I share this because for me, there was an immediate connection to what we can be guilty of in education quite often. That it, we have many many expressions that are well known by those of us in the field, but can sound like another language to anyone who does not have experience inside a school, including parents. I mean just the acronyms alone are hard to keep up! IEP, PLO, ADD, PBL, ... it's enough to make any parent scream OMG! And then we throw in a variety of different assessment terms such as "meeting expectations", "satisfactory" or the "number three," it's no wonder parents often look quite dumbfounded when we are trying to explain their child's progress to them.
I would suggest that we are at a time in BC education when communication with parents and authentic engagement of them in the learning process of their children is crucial. We have districts exploring the notion that letter grades may be antiquated and a better reporting process is possible. We have a new curriculum that is shifting towards big ideas as oppose to what we are used to in the past. Teachers are tapping into innovative learning strategies such as inquiry/passion based learning while connecting with a global world that technology has made quite small. And all the while, parents are trying to keep up to ensure that their child experiences success when they graduate from the education system.

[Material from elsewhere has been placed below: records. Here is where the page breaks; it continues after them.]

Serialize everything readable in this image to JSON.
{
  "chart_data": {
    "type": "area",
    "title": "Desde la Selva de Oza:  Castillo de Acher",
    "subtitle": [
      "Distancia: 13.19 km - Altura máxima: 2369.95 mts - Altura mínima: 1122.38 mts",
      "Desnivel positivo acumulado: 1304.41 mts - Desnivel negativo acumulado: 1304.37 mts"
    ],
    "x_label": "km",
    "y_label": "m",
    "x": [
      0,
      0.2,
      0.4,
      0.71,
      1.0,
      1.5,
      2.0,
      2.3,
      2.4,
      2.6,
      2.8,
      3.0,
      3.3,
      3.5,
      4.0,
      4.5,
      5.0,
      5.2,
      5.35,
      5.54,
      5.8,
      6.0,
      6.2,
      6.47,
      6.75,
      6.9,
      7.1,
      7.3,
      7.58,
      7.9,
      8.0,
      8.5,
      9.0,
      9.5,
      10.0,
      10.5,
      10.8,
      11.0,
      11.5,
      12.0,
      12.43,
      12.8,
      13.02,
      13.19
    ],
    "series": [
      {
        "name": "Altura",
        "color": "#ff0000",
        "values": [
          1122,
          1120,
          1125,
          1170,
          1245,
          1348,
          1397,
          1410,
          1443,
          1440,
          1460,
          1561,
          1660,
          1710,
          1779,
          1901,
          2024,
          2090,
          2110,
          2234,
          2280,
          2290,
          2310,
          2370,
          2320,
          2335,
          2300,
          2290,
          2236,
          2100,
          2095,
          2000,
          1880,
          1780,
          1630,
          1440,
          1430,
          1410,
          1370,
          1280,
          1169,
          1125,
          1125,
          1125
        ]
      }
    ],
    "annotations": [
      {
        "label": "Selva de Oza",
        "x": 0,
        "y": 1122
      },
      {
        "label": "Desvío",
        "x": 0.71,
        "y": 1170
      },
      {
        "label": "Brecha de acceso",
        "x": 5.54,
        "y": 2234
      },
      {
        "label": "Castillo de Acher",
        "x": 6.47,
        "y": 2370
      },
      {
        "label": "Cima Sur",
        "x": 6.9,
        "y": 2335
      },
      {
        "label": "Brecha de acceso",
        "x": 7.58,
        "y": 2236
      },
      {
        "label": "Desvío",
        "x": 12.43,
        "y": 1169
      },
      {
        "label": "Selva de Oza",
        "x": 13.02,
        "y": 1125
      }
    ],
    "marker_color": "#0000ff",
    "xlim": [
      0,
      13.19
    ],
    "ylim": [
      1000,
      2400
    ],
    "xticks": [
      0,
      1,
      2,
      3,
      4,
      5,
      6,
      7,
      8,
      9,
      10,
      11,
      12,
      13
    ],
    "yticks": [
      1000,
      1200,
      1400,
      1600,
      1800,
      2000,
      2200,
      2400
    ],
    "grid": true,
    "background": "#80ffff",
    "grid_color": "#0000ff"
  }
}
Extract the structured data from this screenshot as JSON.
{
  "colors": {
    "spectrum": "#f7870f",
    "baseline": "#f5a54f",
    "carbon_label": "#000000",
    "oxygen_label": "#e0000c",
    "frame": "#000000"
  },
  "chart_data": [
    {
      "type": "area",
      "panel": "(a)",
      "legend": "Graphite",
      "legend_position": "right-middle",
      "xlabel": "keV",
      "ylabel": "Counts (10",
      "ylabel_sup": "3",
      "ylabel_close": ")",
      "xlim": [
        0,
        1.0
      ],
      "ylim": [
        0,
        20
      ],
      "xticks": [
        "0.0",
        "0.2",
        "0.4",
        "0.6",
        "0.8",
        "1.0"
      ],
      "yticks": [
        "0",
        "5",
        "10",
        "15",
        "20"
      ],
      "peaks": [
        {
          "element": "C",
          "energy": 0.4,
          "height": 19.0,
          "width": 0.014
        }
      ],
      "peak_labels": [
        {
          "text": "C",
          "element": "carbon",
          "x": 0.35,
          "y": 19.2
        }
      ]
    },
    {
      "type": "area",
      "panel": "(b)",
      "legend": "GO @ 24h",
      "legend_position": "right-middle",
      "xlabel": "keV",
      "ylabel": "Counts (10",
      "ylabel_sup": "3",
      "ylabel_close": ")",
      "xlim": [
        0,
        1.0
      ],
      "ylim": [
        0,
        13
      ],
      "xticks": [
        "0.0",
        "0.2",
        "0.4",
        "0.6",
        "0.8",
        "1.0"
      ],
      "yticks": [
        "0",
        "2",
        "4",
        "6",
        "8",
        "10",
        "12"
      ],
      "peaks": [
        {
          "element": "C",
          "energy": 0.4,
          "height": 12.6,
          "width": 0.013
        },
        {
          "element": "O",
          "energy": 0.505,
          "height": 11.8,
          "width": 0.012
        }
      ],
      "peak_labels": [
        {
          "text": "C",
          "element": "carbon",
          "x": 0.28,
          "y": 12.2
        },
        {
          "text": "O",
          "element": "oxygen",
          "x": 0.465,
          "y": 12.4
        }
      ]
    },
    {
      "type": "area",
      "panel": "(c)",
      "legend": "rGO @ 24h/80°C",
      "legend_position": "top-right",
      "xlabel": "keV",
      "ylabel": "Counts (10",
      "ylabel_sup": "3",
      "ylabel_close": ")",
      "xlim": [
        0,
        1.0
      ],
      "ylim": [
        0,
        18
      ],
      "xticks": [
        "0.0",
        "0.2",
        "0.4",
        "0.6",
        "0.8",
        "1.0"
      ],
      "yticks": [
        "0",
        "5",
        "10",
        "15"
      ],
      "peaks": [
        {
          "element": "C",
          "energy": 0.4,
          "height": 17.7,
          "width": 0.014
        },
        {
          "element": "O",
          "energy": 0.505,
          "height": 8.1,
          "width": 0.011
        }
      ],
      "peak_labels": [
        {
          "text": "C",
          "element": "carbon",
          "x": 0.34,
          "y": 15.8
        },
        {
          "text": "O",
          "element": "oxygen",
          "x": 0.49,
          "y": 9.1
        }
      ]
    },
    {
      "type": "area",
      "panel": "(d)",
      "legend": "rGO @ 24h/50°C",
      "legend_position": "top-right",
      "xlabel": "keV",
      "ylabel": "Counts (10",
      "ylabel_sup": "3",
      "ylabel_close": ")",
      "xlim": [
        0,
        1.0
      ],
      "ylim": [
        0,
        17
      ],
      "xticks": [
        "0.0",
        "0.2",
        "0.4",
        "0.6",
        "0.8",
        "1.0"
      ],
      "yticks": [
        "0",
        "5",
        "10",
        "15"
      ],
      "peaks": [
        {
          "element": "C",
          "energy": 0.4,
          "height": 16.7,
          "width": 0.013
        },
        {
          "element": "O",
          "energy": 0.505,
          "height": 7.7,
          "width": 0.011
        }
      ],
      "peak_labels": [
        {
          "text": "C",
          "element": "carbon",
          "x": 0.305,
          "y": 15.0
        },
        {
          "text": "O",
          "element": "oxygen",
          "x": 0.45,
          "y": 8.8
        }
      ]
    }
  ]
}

As educators, we need to be sure we are communicating WITH parents and not AT them. Check out this great post by Chris Wejr on this topic). It is far too important not to have them be a part of learning process of a child in a meaning, purposeful way. Educating a child is not like changing a piece of glass. When my brothers begin to use the language of their trade, I don't need to necessarily understand what they are saying. I can go make a sandwich, come back, and have a new window installed at the cabin. But when it comes to learning, research and experience is very clear ... parents cannot send their child to school, go make a sandwich and have an educated child at the end of the day. They are an integral part of that process. So as educators, we need to be sure we take the time to include parents in the conversations, and explain the language we use.
I would love to hear about any structural or systematic processes schools are using to help parents understand edu-speak. I've never been a believer of "dumbing things down" when talking to parents, but I wonder what school-wide processes would help that process be more effective.